# My modest flock of birds!



## Monique (Jul 14, 2014)

Hi! I thought I'd show a few of my sweet birds 









Merel









Jade









Amor, Pyriet, Hermes and Aura









Joy









Phoenix









Hera









Pyriet and Amor









Djinti









Djinti, Phoenix and Yeti









Pyriet









Hermes and Aura









Yeti (not an albino since he has black eyes).


----------



## TamaMoo (Jan 12, 2014)

Such beautiful babies you have!


----------



## Ftest (May 18, 2013)

Your tiles are so beautiful! You have great names for them too!


----------



## CaliTiels (Oct 18, 2012)

Stunning flock!


----------



## moonchild (Jul 29, 2012)

Gorgeous flock you have their! I also love their names.


----------



## amberwydell (Oct 13, 2013)

Such gorgeous babies! I especially love Aura


----------



## Vickitiel (Oct 10, 2012)

They're beautiful, with lovely names!


----------



## Monique (Jul 14, 2014)

Thank you so much for all the kind replies! 
I try to give them meaningful names that might suit them.
Amber, I'm curious as to why you like Aura the most. She's given me two beautiful babies this year, with Amor as her partner. Unfortunately it looks like they've switched partners now. 

These were their two babies of this year:


















The youngest one loved sleeping in one of the foodbowls


----------



## amberwydell (Oct 13, 2013)

Monique said:


> Thank you so much for all the kind replies!
> I try to give them meaningful names that might suit them.
> Amber, I'm curious as to why you like Aura the most. She's given me two beautiful babies this year, with Amor as her partner. Unfortunately it looks like they've switched partners now.
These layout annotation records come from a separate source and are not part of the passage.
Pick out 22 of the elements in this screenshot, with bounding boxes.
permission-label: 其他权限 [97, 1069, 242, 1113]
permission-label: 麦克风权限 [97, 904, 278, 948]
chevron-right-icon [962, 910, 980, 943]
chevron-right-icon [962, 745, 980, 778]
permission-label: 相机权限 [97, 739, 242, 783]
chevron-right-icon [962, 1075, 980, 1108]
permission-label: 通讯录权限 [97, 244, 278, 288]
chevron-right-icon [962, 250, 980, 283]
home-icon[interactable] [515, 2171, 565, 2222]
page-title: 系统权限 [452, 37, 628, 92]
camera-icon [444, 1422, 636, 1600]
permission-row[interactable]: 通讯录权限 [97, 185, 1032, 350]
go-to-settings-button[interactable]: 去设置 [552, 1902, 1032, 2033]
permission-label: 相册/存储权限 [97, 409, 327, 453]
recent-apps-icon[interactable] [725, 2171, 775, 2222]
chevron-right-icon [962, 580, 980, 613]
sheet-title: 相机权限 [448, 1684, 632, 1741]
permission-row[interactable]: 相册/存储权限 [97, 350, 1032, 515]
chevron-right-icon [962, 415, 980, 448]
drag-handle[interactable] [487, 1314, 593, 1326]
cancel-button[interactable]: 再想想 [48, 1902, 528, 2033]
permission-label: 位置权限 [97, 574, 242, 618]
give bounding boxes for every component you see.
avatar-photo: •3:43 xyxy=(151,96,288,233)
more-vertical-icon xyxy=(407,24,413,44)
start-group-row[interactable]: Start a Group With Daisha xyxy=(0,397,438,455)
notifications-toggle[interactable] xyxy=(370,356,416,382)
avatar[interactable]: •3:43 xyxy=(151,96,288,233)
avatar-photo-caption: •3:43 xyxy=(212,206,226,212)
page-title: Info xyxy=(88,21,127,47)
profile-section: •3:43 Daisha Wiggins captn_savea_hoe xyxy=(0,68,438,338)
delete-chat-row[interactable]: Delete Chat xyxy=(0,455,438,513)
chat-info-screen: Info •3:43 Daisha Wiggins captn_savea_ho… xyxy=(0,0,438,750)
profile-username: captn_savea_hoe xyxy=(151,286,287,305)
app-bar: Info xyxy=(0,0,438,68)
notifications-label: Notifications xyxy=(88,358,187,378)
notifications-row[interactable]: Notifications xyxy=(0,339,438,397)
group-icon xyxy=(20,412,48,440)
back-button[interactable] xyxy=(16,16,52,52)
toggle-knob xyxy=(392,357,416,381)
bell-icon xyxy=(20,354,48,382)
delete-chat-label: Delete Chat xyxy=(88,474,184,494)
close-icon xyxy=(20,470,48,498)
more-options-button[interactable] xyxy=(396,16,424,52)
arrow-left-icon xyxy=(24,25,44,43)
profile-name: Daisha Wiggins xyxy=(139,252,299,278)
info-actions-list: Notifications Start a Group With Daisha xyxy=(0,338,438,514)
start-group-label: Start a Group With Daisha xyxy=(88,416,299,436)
I'm not quite sure, If I'm honest! Sometimes I just instantly fall in love with a bird... Aura has something special about her  Those babies are absolutely stunning, by the way!


----------



## nassrah (Feb 27, 2012)

They areso beautiful ! Congrats !What a lovely flock ! X x


----------



## Hellena (Feb 11, 2013)

wow what beauties!!!!!!!


----------



## SovereignGrace (Oct 24, 2014)

Beautiful! I too love the unique names you have for your babies.


----------



## ericmcginn5 (Jun 19, 2014)

you better watch out the bird in the first pic mite dissapier one day lol


----------